Nella sentenza in commento si discute in materia di accettazione dell’eredità, in particolare di accettazione tacita. La Cassazione fornisce alcuni chiarimenti

La normativa di cui all’art. 475 c.c. e ss. prevede l’ipotesi di accettazione espressa dell’eredità quando la volontà di essere erede viene manifestata in modo diretto, con un atto formale, e l’ipotesi di accettazione tacita (di eredità) che si verifica quando la persona chiamata all’eredità compie un atto che implica, necessariamente, la volontà di accettare, e che tale soggetto non potrebbe compiere se non nella sua qualità di erede.

La dottrina e la giurisprudenza concordano nel ritenere che presupposti fondamentali e indispensabili ai fini di una accettazione tacita sono: la presenza della consapevolezza, da parte del chiamato, dell’esistenza di una delazione in suo favore; che il chiamato assuma un comportamento inequivoco, in cui si possa riscontrare sia l’elemento intenzionale di carattere soggettivo (c.d. animus), sia l’elemento oggettivo attinente all’atto, tale che solo chi si trovi nella qualità di erede avrebbe il diritto di compiere.

Le forme possibili di accettazione tacita

Di norma, poi, vengono considerate forme di accettazione tacita di eredità: a) la proposizione da parte del chiamato dell’azione di rivendicazione, oppure, l’esperire l’azione di riduzione, l’azione, cioè, volta a far valere la qualità di legittimario leso o, comunque, pretermesso dalla sua quota; b) l’azione di risoluzione o di rescissione di un contratto; c) l’azione di divisione ereditaria, posto che può essere proposta solo da chi ha già assunto la qualità di erede; d) la riassunzione di un giudizio già intrapreso dal de cuius o la rinuncia agli effetti di una pronuncia in grado di appello; e) il pagamento da parte del chiamato dei debiti lasciati dal de cuius col patrimonio dell’eredità; f) ed infine, secondo la dottrina più attenta, anche, la voltura catastale determinerebbe un’accettazione tacita dell’eredità, nella considerazione che solo chi intenda accettare l’eredità assumerebbe l’onere di effettuare tale atto e di attuare il passaggio legale della proprietà dell’immobile dal de cuius a sé stesso.

Ora, nel caso in esame, il Tribunale aveva escluso che le parti in causa potessero essere qualificare quali eredi del de cuisus.

Nessuno infatti, degli atti da questi posti in essere rientrava in alcuna delle fattispecie sopra richiamate.
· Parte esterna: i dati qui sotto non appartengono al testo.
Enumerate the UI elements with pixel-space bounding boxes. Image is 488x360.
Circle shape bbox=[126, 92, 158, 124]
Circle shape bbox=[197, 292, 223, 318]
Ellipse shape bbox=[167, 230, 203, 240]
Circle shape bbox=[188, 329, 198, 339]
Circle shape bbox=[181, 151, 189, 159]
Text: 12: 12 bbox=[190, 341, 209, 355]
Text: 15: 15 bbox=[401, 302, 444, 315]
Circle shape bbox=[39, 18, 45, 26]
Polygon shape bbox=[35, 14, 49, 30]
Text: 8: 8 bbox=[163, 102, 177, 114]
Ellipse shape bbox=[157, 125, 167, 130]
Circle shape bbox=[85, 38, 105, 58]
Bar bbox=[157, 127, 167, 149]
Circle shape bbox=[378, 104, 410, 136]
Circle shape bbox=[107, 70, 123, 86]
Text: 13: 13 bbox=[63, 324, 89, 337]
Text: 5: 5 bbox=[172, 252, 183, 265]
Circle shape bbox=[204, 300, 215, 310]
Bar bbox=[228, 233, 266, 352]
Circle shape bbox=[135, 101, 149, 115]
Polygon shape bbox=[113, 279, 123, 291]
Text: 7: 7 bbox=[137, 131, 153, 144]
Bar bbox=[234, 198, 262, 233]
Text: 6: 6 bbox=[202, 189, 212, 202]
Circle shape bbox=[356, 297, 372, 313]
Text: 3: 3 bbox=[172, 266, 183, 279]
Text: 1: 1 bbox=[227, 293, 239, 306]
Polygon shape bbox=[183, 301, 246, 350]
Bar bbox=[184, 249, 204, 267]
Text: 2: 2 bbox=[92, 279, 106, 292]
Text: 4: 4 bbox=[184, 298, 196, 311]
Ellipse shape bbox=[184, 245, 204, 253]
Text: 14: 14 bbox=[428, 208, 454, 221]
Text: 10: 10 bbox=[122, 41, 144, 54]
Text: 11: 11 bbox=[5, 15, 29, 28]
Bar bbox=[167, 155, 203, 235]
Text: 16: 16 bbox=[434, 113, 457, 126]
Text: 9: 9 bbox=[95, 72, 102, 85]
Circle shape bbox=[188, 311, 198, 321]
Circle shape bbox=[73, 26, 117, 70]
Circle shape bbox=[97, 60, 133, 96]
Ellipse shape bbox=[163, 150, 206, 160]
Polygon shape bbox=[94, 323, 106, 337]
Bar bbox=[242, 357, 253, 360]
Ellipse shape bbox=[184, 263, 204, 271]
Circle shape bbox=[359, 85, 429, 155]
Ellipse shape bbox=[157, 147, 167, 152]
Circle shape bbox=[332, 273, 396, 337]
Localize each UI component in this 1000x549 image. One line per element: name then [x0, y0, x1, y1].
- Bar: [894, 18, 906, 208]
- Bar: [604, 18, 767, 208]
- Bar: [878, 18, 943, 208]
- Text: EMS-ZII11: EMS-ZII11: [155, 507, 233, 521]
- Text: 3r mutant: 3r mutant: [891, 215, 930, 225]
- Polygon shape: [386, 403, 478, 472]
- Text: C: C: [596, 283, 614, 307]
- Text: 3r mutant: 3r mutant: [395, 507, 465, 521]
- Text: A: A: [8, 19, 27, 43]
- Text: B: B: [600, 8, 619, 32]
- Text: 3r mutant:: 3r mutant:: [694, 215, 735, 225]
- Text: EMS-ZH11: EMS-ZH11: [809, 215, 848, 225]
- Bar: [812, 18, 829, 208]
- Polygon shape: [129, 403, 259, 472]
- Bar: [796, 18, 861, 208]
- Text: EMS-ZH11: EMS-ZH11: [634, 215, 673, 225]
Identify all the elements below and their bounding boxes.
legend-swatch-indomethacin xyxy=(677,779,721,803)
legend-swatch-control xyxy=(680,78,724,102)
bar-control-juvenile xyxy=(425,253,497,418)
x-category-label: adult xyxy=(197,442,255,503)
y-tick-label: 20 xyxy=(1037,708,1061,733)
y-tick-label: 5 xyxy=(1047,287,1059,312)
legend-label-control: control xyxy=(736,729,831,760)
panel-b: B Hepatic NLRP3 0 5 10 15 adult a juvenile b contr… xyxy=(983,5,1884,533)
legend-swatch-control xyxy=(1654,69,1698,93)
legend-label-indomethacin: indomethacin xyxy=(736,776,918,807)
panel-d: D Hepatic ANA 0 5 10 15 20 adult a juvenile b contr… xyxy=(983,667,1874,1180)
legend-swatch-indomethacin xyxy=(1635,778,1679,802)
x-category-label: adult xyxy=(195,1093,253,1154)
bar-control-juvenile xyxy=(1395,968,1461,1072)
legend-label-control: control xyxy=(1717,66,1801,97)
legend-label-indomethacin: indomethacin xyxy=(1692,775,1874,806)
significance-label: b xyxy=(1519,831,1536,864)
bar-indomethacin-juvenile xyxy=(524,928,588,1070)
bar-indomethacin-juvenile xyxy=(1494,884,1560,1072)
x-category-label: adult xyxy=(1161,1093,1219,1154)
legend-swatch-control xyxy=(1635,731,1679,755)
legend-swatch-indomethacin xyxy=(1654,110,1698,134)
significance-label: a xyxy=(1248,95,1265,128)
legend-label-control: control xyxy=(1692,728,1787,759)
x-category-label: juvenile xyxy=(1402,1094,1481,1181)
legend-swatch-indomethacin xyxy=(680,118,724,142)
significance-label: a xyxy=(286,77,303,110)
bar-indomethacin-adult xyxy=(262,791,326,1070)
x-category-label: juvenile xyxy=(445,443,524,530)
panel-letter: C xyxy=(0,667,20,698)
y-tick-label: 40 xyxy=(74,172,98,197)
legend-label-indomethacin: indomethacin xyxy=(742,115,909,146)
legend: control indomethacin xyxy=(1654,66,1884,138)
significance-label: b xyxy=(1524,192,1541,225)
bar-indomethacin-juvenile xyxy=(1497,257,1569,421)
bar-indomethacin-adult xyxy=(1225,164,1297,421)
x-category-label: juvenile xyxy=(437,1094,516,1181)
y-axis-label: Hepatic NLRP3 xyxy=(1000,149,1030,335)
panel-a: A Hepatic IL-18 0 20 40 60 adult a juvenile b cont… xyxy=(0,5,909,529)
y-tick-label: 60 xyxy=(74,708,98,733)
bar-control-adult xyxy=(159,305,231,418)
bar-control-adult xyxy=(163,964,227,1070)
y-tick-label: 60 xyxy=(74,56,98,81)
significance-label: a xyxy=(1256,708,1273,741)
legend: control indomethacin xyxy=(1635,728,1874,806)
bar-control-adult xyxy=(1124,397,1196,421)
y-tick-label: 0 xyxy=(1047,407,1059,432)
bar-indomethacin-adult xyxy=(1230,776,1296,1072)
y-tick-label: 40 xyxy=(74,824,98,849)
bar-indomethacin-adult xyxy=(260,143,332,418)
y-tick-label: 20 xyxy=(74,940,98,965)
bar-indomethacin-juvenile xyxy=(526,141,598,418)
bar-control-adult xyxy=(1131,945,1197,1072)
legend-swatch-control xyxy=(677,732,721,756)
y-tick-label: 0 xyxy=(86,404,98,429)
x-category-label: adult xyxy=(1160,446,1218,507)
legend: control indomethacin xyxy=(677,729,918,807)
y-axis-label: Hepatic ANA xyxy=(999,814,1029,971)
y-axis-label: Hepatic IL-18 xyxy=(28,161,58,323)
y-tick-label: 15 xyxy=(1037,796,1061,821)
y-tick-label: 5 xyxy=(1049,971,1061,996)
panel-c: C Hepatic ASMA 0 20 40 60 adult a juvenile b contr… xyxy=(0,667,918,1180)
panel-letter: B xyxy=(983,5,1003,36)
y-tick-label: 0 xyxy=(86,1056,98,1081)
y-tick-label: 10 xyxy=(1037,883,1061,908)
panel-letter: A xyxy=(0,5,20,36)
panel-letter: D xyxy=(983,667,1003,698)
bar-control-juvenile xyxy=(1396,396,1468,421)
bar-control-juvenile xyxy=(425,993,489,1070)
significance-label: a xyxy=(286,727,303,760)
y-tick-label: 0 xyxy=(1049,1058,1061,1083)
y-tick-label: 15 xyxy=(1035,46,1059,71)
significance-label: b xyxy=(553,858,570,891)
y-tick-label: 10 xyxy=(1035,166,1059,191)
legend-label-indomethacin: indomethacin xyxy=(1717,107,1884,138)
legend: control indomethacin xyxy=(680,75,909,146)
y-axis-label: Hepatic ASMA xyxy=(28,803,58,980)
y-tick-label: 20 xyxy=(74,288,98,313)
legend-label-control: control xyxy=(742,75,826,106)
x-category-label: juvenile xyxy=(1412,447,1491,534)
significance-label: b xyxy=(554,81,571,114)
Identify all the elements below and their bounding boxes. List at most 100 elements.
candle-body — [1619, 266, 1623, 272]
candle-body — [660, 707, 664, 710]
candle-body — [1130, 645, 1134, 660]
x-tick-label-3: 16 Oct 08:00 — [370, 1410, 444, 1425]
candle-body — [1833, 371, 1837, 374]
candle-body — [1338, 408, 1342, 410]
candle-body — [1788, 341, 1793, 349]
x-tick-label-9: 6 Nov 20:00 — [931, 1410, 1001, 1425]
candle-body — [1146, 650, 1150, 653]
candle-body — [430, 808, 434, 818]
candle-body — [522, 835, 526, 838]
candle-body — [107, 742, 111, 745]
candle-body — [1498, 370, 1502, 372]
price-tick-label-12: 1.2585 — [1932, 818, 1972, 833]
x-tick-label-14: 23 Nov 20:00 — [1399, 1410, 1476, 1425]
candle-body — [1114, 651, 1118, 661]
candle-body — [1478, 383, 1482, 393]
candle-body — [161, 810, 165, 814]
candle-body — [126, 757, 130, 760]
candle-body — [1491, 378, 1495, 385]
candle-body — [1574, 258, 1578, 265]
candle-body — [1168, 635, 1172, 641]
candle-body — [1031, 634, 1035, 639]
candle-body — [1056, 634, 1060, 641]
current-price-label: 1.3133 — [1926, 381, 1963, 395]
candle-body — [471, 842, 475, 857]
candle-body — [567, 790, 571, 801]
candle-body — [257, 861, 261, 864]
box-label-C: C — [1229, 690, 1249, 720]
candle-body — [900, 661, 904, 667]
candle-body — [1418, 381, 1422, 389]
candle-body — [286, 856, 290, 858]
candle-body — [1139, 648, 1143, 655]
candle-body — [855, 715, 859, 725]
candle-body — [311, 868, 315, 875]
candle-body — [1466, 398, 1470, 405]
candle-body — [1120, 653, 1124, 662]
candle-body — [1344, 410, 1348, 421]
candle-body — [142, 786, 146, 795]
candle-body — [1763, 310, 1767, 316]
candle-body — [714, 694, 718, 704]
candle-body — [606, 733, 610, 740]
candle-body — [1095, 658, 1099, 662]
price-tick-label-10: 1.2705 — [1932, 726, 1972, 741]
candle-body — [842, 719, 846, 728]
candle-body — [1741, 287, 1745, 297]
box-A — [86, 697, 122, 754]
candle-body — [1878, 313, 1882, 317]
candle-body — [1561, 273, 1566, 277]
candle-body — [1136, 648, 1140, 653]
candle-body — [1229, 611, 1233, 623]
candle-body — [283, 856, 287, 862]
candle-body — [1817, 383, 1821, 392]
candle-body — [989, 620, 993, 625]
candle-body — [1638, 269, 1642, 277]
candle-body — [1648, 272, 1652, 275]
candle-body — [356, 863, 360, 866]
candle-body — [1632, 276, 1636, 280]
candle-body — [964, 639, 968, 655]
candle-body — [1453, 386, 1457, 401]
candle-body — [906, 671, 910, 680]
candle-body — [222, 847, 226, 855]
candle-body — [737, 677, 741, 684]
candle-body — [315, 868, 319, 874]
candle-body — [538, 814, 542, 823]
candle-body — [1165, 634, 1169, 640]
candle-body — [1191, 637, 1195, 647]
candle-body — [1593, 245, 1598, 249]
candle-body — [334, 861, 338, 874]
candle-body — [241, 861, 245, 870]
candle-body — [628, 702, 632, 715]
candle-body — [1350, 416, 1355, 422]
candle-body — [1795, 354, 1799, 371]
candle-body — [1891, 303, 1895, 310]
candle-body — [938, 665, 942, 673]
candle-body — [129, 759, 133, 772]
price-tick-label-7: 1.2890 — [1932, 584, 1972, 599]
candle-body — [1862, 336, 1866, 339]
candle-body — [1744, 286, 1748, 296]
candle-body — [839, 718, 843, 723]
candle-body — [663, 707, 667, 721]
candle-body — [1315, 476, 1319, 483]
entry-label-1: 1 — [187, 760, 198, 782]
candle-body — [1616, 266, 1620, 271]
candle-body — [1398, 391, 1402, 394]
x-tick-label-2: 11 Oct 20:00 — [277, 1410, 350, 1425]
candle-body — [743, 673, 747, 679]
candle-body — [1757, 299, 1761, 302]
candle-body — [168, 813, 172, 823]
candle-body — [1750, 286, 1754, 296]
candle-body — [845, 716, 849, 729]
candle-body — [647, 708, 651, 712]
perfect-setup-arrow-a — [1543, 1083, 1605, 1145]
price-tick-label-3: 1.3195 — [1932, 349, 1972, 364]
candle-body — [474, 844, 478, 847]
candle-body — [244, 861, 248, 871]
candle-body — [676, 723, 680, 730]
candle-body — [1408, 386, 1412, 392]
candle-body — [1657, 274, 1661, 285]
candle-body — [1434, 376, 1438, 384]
Piuttosto, come correttamente affermato dal giudice di primo grado: “Ai fini della accettazione tacita dell’eredità sono privi di rilevanza tutti quegli atti che, attesa la loro natura e finalità, non sono idonei ad esprimere, in modo certo, l’intenzione univoca di assunzione della qualità di erede, quali la denuncia di successione, il pagamento delle relative imposte, la richiesta di registrazione del testamento e la sua trascrizione, infatti, trattandosi di adempimenti di prevalente contenuto fiscale, caratterizzati da scopi conservativi, legittimamente, può essere esclusa dal giudice del merito, a cui compete il relativo accertamento, il proposito di accettare l’eredità.

Peraltro, siffatto accertamento non può limitarsi all’esecuzione di tali incombenze, ma deve estendersi al complessivo comportamento dell’erede potenziale, ed all’eventuale possesso e gestione anche solo parziale dell’eredità“. (Cass. 5275/1986).